В голосе Инны я уже слышу нотки плохо скрываемого раздражения. Я предостерегающе смотрю на неё, но она понимает без слов. Инка знает, что скандала нам не нужно. Ну как это будет выглядеть со стороны? Приехали утешить, называется!
С лица Милочки не сходит грусть, правда, она настолько хорошенькая, что это даже придаёт ей некоторое очарование. Она продолжает думать вслух:
– Но он же так меня любил, столько хороших слов говорил, всегда целовал и даже дарил цветы! – произносит Мел, думает и добавляет: – Иногда!
– На чужой счёт жить, есть, пить, ещё и на курорты летать – чего за это не сделаешь, – это уже я комментирую.
Мелани замолкает. Первая бутылка улетела, достаю другую. Девчонки переместились, теперь они разлеглись на диванчике возле телевизора. Краем уха ловлю тему передачи: опять очередное бессмысленное ток-шоу, обсуждают развод известного баскетболиста и одной эпатажной телеведущей. Её поведение шокирует публику, и для меня совсем неудивительно, что всё закончилось расставанием. Честно сказать, мои симпатии на стороне спортсмена.
Шампанское точно действует на Инессу, потому что она, обычно равнодушная к подобным трансляциям, вдруг громко возмущается, сверкая глазами и в негодовании прищуривая их:
– Какой он, этот баскетболист, подлец, он же её обобрал! Всё переписал на себя и свою маму, даже дом построил за её гонорары! Она была более востребована, чем он, и зарабатывала больше!
– Какое это имеет значение? – с жаром парирует Мел. – Зато у них была такая красивая любовь, он так за ней ухаживал, так сходил с ума! Вот она и оказалась такой же дурёхой, как я, полностью ему доверяла и всё отдала! А вы меня ругаете! Мне любовь ж-а-а-лко, – всхлипывает она.

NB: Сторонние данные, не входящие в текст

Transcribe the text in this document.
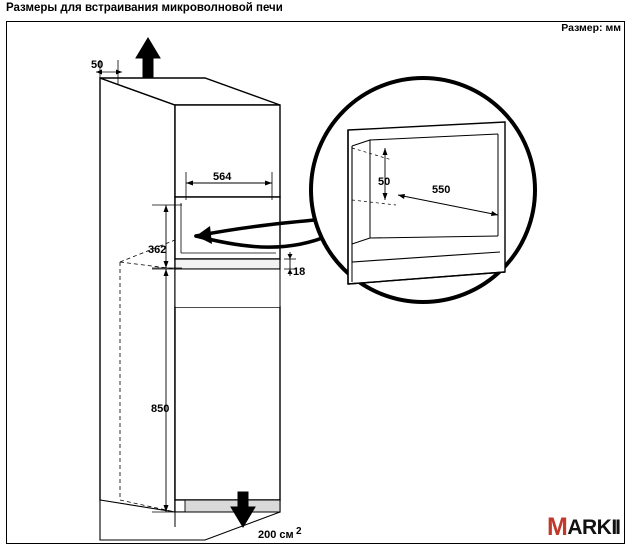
Размеры для встраивания микроволновой печи
Размер: мм
50
564
362
18
850
200 см 2
50
550
MARKII
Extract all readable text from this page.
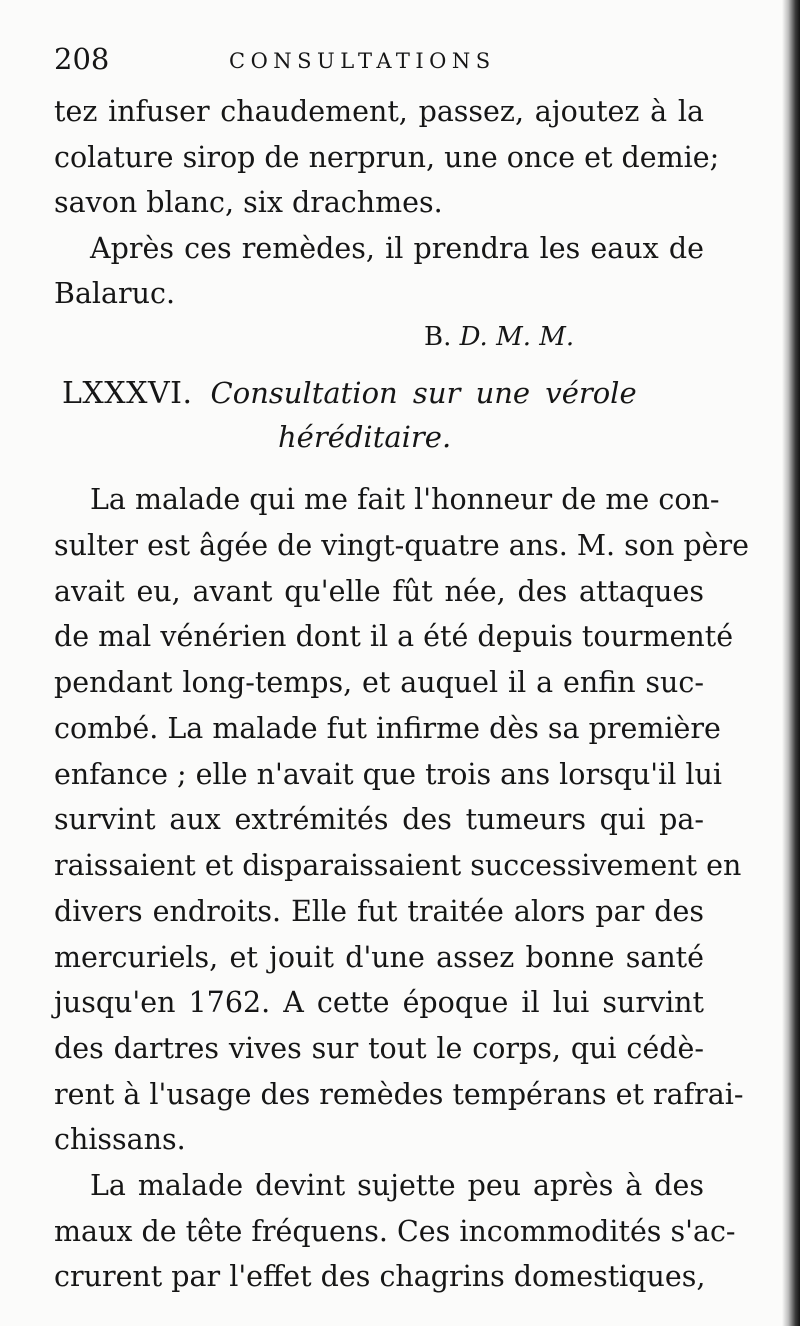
208	CONSULTATIONS
tez infuser chaudement, passez, ajoutez à la
colature sirop de nerprun, une once et demie;
savon blanc, six drachmes.
Après ces remèdes, il prendra les eaux de
Balaruc.
B. D. M. M.
LXXXVI. Consultation sur une vérole
héréditaire.
La malade qui me fait l'honneur de me con-
sulter est âgée de vingt-quatre ans. M. son père
avait eu, avant qu'elle fût née, des attaques
de mal vénérien dont il a été depuis tourmenté
pendant long-temps, et auquel il a enfin suc-
combé. La malade fut infirme dès sa première
enfance ; elle n'avait que trois ans lorsqu'il lui
survint aux extrémités des tumeurs qui pa-
raissaient et disparaissaient successivement en
divers endroits. Elle fut traitée alors par des
mercuriels, et jouit d'une assez bonne santé
jusqu'en 1762. A cette époque il lui survint
des dartres vives sur tout le corps, qui cédè-
rent à l'usage des remèdes tempérans et rafrai-
chissans.
La malade devint sujette peu après à des
maux de tête fréquens. Ces incommodités s'ac-
crurent par l'effet des chagrins domestiques,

Слушая их перепалку, уже я медленно схожу с ума: обе невыносимы! Вот их бы сложить, перемешать и сделать одну женщину – умную, мудрую, но в то же время женственную, трепетную. Так, Юля, шампанское уже и твою голову вскружило, что-то тебя заносит. Ты же сама понимаешь, что это невозможно. Они такие, какие есть, и обе по-своему правы.
Я достаю ещё бутылочку веселящего напитка. Гулять так гулять! Но тут у Милочки разражается трелью телефон. Она сразу же хватает его, смотрит на экран:
– Это Толик! – переводит взгляд на нас, в глазах вопрос.
– Не отвечай! – останавливает её Инна, а я надеваю на лицо маску ледяного презрения и выразительно молчу, но понимаю, что всё бесполезно! Мила уже разговаривает со своим мармеладным, потом виновато докладывает:
– Девочки, он предложил мне ночь прощания! – её глаза сияют от радости: она кому-то нужна, о ней помнят!
Инна – просто взрывная смесь негодования и презрения, и её глаза метают молнии:
– Что?! Неужели ты ещё не всё ему отдала? У тебя таки ещё что-то осталось? Он что-то забыл? – в её голосе звучит угроза, но Мел уже всё равно.
Она начинает лихорадочно собираться и в перерывах между поиском сумочки и подкрашиванием ресниц заявляет:
– Инна, ты можешь язвить и тролить меня, сколько хочешь! Это потому, что у тебя плохо с эмоциями и гормонами, ты бесчувственная! Ты не умеешь любить! Что плохого в том, что мы попрощаемся с Анатолием? Это будет последняя наша ночь! Может, это будет лучшее воспоминание в моей жизни! – и она с видом победительницы косится на нас, даже спину выпрямила и живот втянула!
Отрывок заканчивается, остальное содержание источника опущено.